D’un côté, les deux lanceurs d’alerte sont remerciés d’avoir œuvré pour l’intérêt général, mais restent coupables. De l’autre, Christine Lagarde, directrice du FMI, est reconnue en décembre dernier par la justice française coupable de détournement de fonds publics, mais est exemptée de peine [1]. Allez comprendre…
Et maintenant ?
Même si les mentalités semblent évoluer à l’égard des lanceurs d’alerte dans l’opinion publique, les intérêts des multinationales demeurent âprement défendus et protégés via notamment des dispositions légales en leur faveur, dont la directive européenne sur « le secret des affaires » et des décisions de justice, comme en témoigne l’affaire Luxleaks, Lagarde et bien d’autres…
Plusieurs éléments vont toutefois dans le bon sens. Mais ces avancées restent timides et très largement insuffisantes. La définition du lanceur d’alerte telle que la propose le Conseil de l’Europe en 2014 reste à préciser au-delà du libellé « est défini comme lanceur d’alerte tout membre qui révèle dans le cadre de sa relation de travail un fait contraire à l’intérêt général ». Peu de pays de l’Union européenne disposent aujourd’hui de législation protégeant le lanceur d’alerte. À l’exception de l’Irlande, du Royaume-Uni et, depuis 2016 seulement, de la France avec la loi Sapin II, qui fait un frileux pas en avant en mentionnant le défenseur des droits humains au niveau national comme interlocuteur du lanceur d’alerte pour l’orienter vers les instances compétentes et pour assurer sa protection.
D’autres propositions sont sur la table : la mise en place d’un outil législatif européen dont un organe indépendant pour protéger les lanceurs d’alerte. Des propositions intéressantes mais qui, quelles qu’elles soient ne tomberont pas du ciel. Protéger les lanceurs d’alerte est nécessaire, mettre fin à la culture de l’impunité des multinationales et autres puissants l’est tout autant.
De la zone grise à la lumière
Le Comité pour l’annulation de la dette du tiers-monde dénonce le maintien des condamnations prononcées par la Cour d’appel luxembourgeoise, fussent-elles réduites. La cohérence du jugement aurait dû aboutir à un acquittement pour Antoine Deltour et Raphaël Halet. Quant à l’acquittement d’Édouard Perrin, ce n’est que justice pour ce journaliste, qui n’a finalement fait qu’exercer son métier.

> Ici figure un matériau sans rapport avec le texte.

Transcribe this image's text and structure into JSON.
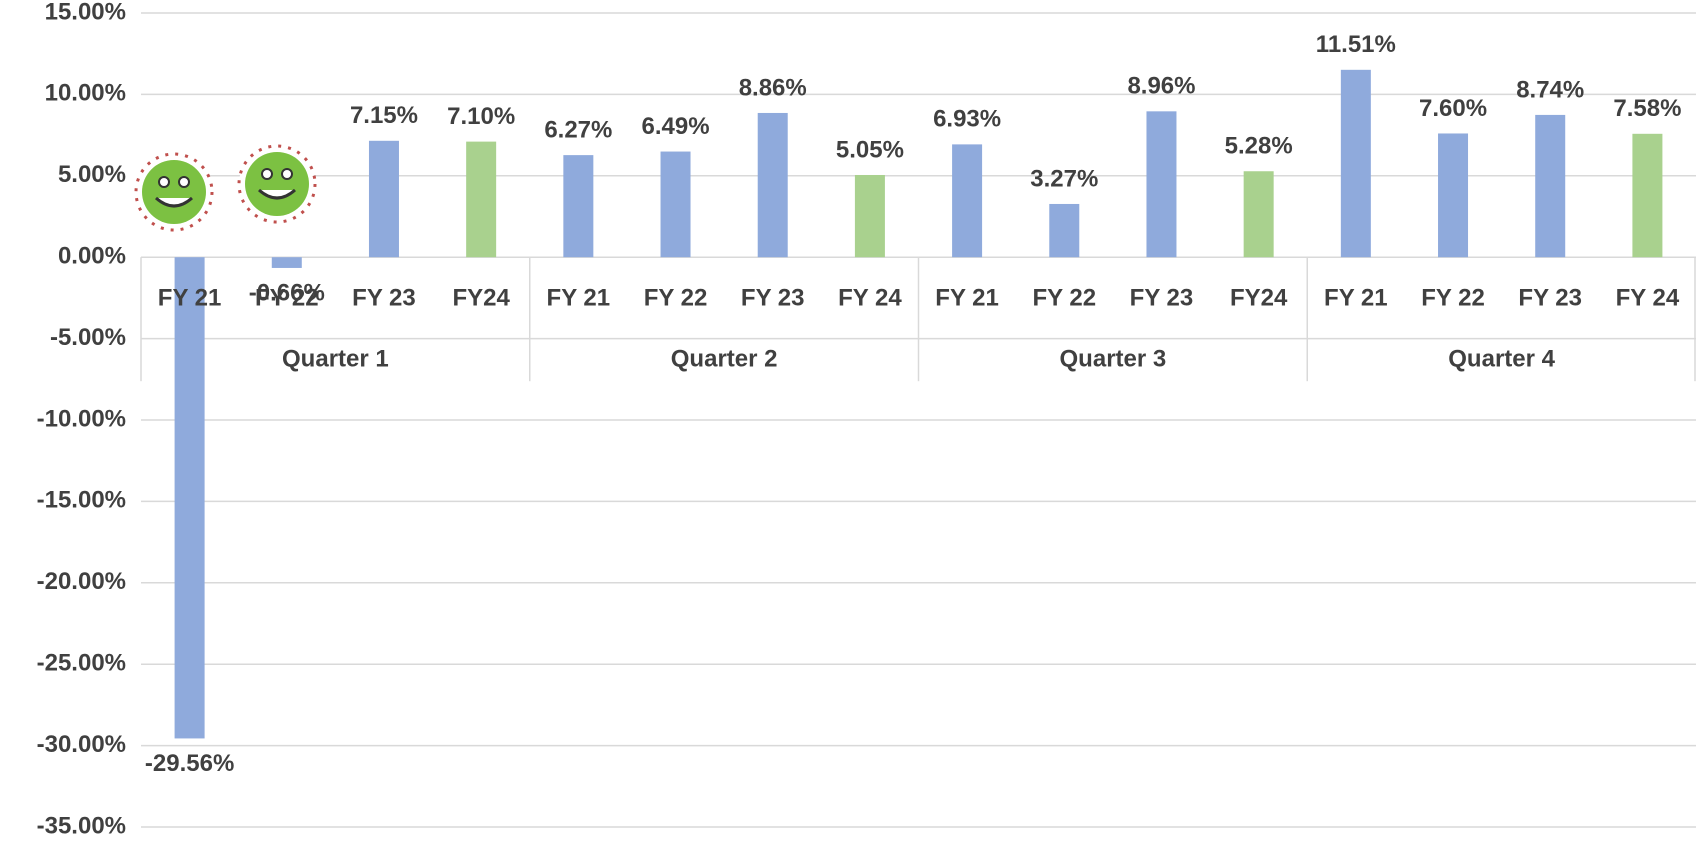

Les Panama Papers, LuxLeaks, SwissLeaks… se suivent et se ressemblent. Il y a donc urgence à protéger pleinement celles et ceux qui prennent des risques dans l’intérêt des populations et qui remettent en cause la toute puissance de la finance.
Merci à Antoine, à Raphaël, à Édouard pour leurs courageuses démarches citoyennes et les avancées qu’elles permettent d’ores et déjà dans la nécessaire reconnaissance du statut du lanceur d’alerte, et ce, dans l’intérêt général.
[1] « CADTM, Procès Lagarde : la culpabilité version business class », décembre 2016. Accessible sur le site du CADTM et en tribune sur Politis.fr.